Graham Spooner, investment research analyst at The Share Centre, reviews the five stock picks the group recommended at the start of the year:

National Grid
“At the halfway stage National Grid are up a healthy 10% (including its recent dividend). The results, as we would hope from a utility company, have been viewed as solid. Management expect good organic growth and healthy returns, which should support sustainable dividend growth. The stock remains a core stock for an income portfolio.”

William Hill
“This has been a tough first half of the year for William Hill, leading to a 17% fall in the share price. A combination of poor sporting results and, more importantly, tax increases on gambling machines in the budget has hit the sector. Also, to compound matters the shares were demoted from the FTSE 100.

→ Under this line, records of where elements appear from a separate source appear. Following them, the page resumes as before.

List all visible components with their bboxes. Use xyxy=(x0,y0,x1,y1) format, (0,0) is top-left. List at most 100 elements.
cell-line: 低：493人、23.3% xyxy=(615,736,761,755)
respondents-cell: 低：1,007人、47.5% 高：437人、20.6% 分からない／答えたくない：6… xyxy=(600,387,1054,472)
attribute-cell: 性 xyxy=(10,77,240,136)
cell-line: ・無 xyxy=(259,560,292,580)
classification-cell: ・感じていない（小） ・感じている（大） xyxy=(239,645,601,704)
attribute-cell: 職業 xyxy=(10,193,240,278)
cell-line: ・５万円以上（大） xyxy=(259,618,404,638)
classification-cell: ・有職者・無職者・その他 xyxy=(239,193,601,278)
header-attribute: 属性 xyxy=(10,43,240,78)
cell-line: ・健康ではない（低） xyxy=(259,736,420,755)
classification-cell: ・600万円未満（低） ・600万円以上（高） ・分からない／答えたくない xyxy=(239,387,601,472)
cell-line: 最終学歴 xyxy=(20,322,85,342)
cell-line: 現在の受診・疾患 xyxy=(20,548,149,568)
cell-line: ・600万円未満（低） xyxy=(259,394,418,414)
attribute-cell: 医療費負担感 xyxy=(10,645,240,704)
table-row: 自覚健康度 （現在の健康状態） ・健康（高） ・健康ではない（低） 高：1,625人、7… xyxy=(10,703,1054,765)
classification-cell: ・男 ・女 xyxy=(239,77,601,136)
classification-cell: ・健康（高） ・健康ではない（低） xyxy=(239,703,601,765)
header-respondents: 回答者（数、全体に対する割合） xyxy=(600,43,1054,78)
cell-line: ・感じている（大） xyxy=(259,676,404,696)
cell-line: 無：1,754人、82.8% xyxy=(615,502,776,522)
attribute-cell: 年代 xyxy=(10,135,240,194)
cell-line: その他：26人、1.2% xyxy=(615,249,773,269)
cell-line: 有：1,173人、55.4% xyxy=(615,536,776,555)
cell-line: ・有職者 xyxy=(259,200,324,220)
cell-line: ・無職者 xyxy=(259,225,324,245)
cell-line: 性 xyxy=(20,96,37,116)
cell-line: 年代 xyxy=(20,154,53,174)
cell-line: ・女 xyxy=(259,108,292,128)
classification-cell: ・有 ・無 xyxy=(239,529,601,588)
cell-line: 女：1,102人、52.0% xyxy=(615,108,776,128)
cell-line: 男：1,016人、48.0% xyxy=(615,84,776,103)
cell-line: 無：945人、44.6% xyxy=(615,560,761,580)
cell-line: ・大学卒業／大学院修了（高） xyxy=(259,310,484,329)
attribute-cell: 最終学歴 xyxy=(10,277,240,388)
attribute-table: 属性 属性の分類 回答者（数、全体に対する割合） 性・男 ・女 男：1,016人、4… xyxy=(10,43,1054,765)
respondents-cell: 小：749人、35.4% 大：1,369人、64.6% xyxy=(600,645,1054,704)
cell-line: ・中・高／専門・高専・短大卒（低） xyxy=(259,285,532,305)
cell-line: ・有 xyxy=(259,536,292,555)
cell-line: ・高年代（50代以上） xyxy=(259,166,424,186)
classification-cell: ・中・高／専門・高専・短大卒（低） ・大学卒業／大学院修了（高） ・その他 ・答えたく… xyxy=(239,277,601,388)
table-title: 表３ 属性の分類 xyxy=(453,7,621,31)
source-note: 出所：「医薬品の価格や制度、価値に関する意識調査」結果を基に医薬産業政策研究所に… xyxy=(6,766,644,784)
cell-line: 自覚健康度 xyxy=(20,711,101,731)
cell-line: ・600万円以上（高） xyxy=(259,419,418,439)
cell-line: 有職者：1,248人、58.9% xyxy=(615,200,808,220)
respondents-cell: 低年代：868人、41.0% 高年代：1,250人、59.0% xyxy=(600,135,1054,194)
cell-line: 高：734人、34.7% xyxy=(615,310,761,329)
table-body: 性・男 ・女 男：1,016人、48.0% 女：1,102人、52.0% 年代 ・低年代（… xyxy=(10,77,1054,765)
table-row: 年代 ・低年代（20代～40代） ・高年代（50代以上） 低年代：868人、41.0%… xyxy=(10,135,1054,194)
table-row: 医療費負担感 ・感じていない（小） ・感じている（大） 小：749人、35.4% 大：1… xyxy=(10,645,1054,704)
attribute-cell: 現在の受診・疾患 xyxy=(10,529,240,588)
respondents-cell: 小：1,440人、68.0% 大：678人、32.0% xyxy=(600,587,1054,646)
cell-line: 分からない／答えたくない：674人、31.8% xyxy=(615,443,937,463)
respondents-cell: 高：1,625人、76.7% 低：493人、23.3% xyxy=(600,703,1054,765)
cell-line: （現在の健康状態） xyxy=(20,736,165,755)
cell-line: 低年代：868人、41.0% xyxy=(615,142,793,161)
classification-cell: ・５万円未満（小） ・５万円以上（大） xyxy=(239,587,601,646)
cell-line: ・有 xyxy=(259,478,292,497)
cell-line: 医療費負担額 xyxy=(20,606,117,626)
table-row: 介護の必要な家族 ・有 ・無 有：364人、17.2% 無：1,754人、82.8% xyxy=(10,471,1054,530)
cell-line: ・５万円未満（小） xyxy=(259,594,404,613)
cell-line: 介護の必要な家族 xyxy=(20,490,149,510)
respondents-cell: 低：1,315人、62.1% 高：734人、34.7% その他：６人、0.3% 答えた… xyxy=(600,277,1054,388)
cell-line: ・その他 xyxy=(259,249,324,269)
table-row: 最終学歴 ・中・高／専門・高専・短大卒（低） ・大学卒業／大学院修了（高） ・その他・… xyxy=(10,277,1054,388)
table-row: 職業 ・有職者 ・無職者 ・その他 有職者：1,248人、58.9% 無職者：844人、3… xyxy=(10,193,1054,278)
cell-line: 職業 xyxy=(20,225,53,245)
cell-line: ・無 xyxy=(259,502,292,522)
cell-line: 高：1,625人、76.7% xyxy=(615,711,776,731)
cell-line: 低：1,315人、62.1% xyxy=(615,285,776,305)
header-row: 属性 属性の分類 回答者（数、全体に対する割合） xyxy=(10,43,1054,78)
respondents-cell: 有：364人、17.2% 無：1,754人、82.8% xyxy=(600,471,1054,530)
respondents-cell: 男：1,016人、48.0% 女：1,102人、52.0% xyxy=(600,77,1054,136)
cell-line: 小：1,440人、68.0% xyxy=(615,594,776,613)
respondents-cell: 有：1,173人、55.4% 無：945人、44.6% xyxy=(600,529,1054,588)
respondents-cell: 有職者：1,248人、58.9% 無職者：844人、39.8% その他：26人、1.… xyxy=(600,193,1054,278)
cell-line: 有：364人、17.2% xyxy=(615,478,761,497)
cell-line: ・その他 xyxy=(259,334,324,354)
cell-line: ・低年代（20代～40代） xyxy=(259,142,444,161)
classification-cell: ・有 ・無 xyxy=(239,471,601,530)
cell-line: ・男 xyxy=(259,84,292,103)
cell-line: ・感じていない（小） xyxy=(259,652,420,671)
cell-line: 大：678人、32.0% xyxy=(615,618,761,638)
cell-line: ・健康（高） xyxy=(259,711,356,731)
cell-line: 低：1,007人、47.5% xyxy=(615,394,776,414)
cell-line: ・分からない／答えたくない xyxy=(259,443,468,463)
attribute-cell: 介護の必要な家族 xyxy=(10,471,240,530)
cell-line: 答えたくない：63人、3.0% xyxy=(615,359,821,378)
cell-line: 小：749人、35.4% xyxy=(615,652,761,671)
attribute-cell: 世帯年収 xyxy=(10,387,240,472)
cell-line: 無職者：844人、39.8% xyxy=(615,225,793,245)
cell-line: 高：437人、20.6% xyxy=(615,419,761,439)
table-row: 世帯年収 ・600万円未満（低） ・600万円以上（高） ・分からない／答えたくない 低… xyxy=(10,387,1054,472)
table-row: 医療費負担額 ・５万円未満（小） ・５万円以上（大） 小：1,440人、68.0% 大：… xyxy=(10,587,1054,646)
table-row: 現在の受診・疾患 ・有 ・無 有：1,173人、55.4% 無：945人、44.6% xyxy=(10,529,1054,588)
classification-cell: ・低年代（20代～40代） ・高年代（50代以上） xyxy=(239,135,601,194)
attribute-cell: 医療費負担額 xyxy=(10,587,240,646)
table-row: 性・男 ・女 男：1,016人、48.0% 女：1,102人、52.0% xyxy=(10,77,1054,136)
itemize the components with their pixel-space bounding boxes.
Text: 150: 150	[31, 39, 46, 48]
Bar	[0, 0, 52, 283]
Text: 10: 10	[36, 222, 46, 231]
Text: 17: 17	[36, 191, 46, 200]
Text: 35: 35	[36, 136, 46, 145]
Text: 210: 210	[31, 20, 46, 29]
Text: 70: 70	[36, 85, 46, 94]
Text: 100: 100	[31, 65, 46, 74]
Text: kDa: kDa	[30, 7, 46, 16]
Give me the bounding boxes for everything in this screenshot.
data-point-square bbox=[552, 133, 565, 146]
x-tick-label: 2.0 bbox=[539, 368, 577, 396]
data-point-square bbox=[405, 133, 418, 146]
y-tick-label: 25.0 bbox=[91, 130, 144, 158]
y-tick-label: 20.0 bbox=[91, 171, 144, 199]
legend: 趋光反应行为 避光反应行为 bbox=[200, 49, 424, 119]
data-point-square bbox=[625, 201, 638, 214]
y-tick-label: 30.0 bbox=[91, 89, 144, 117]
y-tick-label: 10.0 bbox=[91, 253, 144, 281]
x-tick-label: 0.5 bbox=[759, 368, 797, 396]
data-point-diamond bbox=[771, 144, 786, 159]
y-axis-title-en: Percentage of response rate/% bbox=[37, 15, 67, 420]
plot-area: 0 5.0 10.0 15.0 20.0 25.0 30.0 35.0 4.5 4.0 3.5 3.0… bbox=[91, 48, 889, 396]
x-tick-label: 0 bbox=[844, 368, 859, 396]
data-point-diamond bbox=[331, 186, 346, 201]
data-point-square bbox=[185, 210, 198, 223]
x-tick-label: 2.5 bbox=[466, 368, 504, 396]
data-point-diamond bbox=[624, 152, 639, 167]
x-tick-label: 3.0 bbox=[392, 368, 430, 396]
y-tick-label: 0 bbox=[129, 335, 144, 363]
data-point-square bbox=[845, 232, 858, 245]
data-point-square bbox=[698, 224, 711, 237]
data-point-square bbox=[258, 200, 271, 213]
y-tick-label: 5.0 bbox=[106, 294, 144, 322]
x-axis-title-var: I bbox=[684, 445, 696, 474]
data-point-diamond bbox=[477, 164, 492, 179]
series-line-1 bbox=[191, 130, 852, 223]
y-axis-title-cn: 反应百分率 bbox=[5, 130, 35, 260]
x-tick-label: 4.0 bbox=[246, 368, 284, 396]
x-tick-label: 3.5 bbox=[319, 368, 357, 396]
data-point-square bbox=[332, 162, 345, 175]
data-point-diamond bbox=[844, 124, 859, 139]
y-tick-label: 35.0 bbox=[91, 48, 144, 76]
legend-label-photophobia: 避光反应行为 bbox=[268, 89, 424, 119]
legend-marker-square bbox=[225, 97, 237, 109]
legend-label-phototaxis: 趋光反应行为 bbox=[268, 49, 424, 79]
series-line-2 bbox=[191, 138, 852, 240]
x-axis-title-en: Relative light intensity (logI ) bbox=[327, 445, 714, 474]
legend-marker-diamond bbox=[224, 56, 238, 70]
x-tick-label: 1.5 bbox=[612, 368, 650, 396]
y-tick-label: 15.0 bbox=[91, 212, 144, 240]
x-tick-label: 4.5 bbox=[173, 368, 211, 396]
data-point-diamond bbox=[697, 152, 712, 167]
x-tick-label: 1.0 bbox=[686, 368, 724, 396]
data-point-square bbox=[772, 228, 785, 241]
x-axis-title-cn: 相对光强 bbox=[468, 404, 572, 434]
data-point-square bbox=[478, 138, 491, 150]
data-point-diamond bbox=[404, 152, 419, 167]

“We continue to recommend William Hill as a ‘buy’, but the risk has risen. Growth in its mobile and online operations and selective international expansion should provide regional, regulatory and economic diversification, while expanding its services to appeal to a wider demographic.”

Aviva
“With the FTSE 100 currently unchanged on the year, a 13% rise in the share price of Aviva is pleasing. Results were ahead of forecasts, with a larger fall in debt and expectations of improving earnings into 2015. Although the shares have had a strong run over the last two years we hope there could be more to come, along with a return to dividend growth.”

Earthport
“Earthport is the best performer so far from our picks with a rise of 15%. There has been a steady stream of contract wins with some large financial institutions. Results have highlighted good revenue growth and we hope that its services will continue to attract more blue chip customers. We believe longer term attractions remain for investors.”

Incadea
“Incadea is building for the future, with some new contracts and hopes for more to come through in the second half. There has been little to get excited about in the short term, hence the share price fall of 2%. The stock remains a higher risk smaller company to tuck away for the longer term, however there is unlikely to be any significant boost over the next six months.”